The FTC Is Cracking Down On Those Continuing Online Charges You Can’t Figure Out How To Cancel

By Washington Post
Posted on 11/22/21 | News Source: Washington Post

Sometimes we need to pause and take a moment to celebrate the small things. In that spirit, let us note the Federal Trade Commission’s recent crackdown on monthly subscription and membership services.

Consumers have complained for years about online offerings that are easy to enroll in but all but impossible to escape. Finally, help may be at hand. Under the leadership of Biden appointee Lina M. Khan, the Federal Trade Commission issued a policy statement last month making it clear the subscription service status quo would no longer hold.

The FTC wants to put an end to situations where consumers have to navigate multiple and confusing online menu options just to stop buying a product or service. Or ones where people who signed up online are forced to hunt down a phone number to eliminate a monthly charge. As Khan tweeted, “Businesses should provide cancellation mechanisms that are at least as easy to use as the method the customer used to buy the product or service in the first place.”

These sorts of unwanted subscription charges are almost certainly a growing blight. Online subscriptions are booming, and they were growing at double-digit rates even before the pandemic. Six in 10 Americans subscribe to at least one online service, with 46 percent signed up for at least one streaming platform. UBS Global estimates that subscriptions will be a $1.5 trillion market by 2025. Of course, companies like the monthly payments that sustain subscriptions, considering them a form of all-but-guaranteed revenue. And many people like the services they signed up for.

But: The issue isn’t the many happy customers. (If you are reading this article, I hope you are one of them; The Post, like many newspapers, is a subscription service.) The problem is that many are not.

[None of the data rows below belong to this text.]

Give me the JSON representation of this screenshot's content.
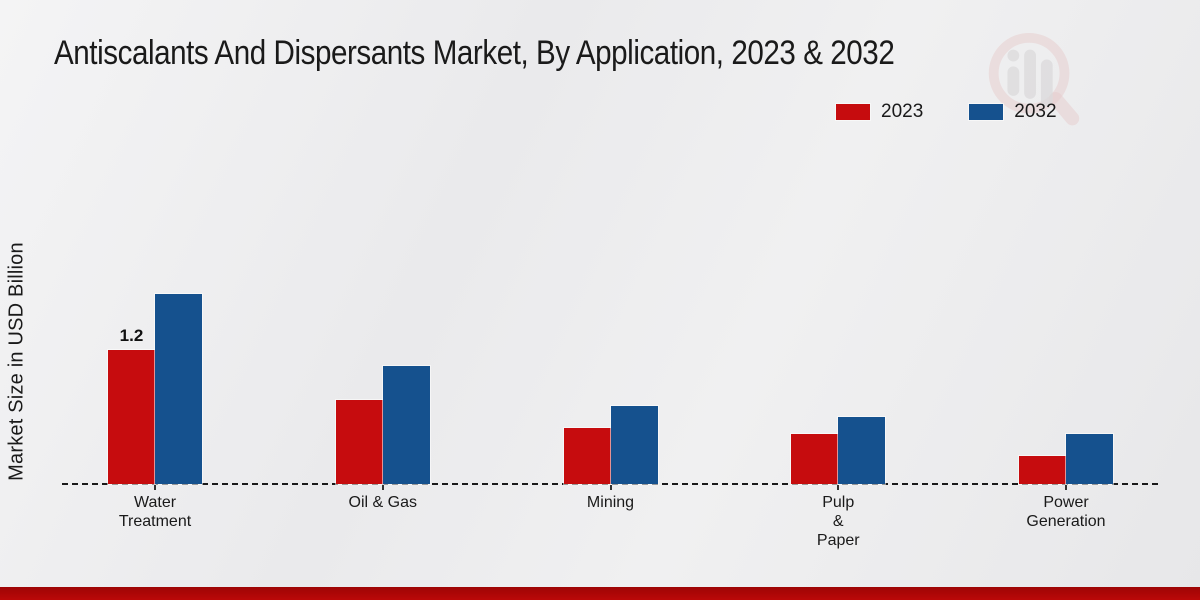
{
  "page": {
    "title": "Antiscalants And Dispersants Market, By Application, 2023 & 2032",
    "ylabel": "Market Size in USD Billion"
  },
  "colors": {
    "series_2023": "#c60c0e",
    "series_2032": "#15518e",
    "text": "#1a1a1a",
    "axis": "#1a1a1a",
    "footer_bar": "#bb0808"
  },
  "legend": {
    "items": [
      {
        "label": "2023",
        "color": "#c60c0e"
      },
      {
        "label": "2032",
        "color": "#15518e"
      }
    ]
  },
  "chart_data": {
    "type": "bar",
    "title": "Antiscalants And Dispersants Market, By Application, 2023 & 2032",
    "xlabel": "",
    "ylabel": "Market Size in USD Billion",
    "unit": "USD Billion",
    "categories": [
      "Water Treatment",
      "Oil & Gas",
      "Mining",
      "Pulp & Paper",
      "Power Generation"
    ],
    "category_display": [
      "Water\nTreatment",
      "Oil & Gas",
      "Mining",
      "Pulp\n&\nPaper",
      "Power\nGeneration"
    ],
    "series": [
      {
        "name": "2023",
        "color": "#c60c0e",
        "values": [
          1.2,
          0.75,
          0.5,
          0.45,
          0.25
        ]
      },
      {
        "name": "2032",
        "color": "#15518e",
        "values": [
          1.7,
          1.05,
          0.7,
          0.6,
          0.45
        ]
      }
    ],
    "data_labels": [
      {
        "series_index": 0,
        "category_index": 0,
        "text": "1.2"
      }
    ],
    "ylim": [
      0,
      2.0
    ],
    "grid": false,
    "legend_position": "top-right",
    "baseline_style": "dashed"
  },
  "watermark": {
    "name": "magnifier-bar-chart-logo"
  }
}
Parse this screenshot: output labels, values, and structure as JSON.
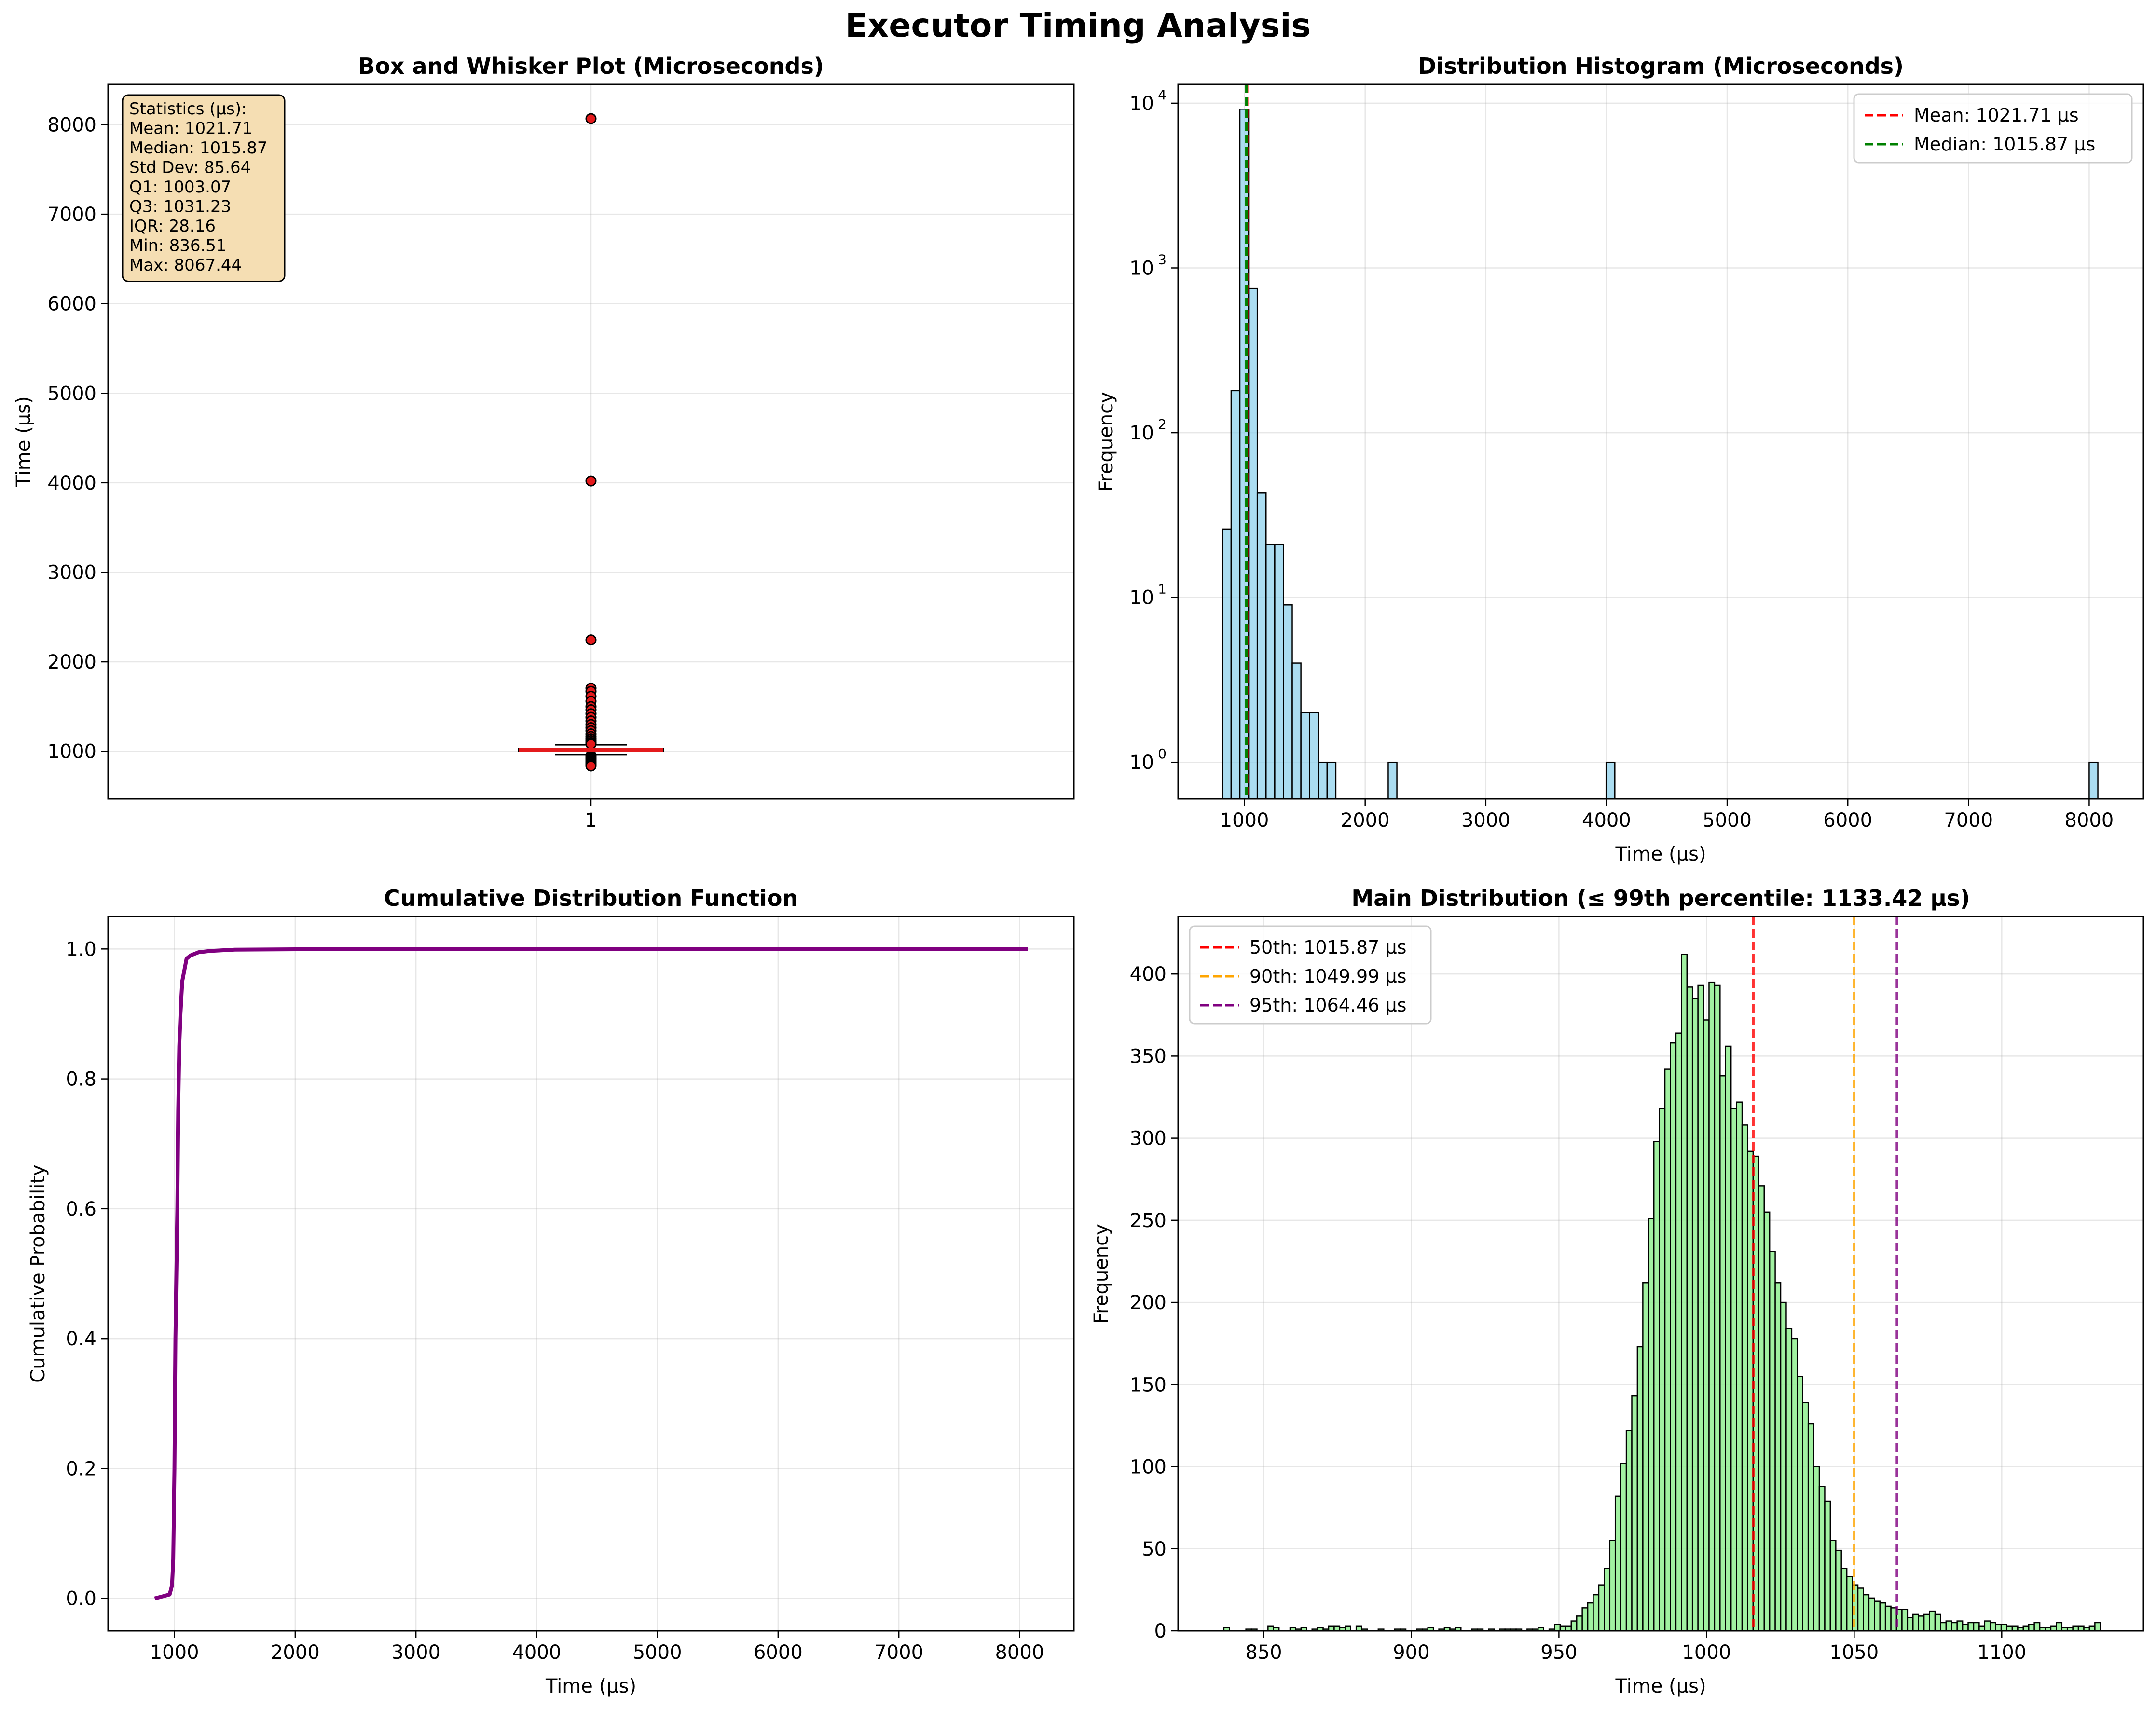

The technical term to describe how services can operate is “negative option marketing.” That consists of free trial offers that convert to paid subscriptions, automatic annual or monthly renewals, and everything in between. Things go wrong when these are employed in combination with “dark patterns” – that is, confusing language, inadequate notice of signing up and charging customers, and practices that put multiple obstacles in the way of people who want to cancel. “It has a real impact on consumer finances,” says Sarah Miller, executive director of the American Economic Liberties Project, an anti-monopoly advocacy group. “It’s essentially a form of soft theft.”

A spokesman for the FTC tells me that the commission receives thousands of complaints about subscriptions annually. That shouldn’t surprise. The experts believe a large majority of consumers have had some sort of experience – perhaps multiple experiences – with the phenomenon.

Indeed, Rep. Lisa Blunt Rochester, D-Del., who has sponsored legislation intended to address the issue, spoke at an FTC session about a birdwatching app her mother sent her that turned out to have inspired numerous complaints about how hard it was to get out from under its $39 monthly fee. And Miller of the American Economic Liberties Project told me about a recent experience with a dark pattern at a subscription food service, which demanded her credit card info when she attempted to use a gift certificate to pay for a purchase. Yes, it charged her for a second box after the initial transaction. Yes, she was able to get the charge reversed. But it shouldn’t be this way. “It’s deceptive,” Miller says.

Maybe this sounds like a minor issue, especially when compared with the FTC’s antitrust lawsuit against Facebook. But it is exactly these sorts of small consumer annoyances that contribute to a sense many Americans have that life is increasingly rigged against them and that those in charge are unresponsive to their needs.

And in a society where we are encouraged to view our role as consumers and shoppers as a way of participating in civic life, shady behavior by businesses contributes to the pervasive cynicism. It’s all too easy to think that things are falling apart when someone is taking your money and you don’t want them to do so.

Here’s hoping the FTC’s enhanced regulations make such events more rare. This stuff matters to people on a day-to-day basis. When consumer interactions go wrong, they can leave us feeling inconsequential, powerless, victimized and spitting mad. It’s good that Kahn recognizes this. It’s even better that she’s trying to do something about it.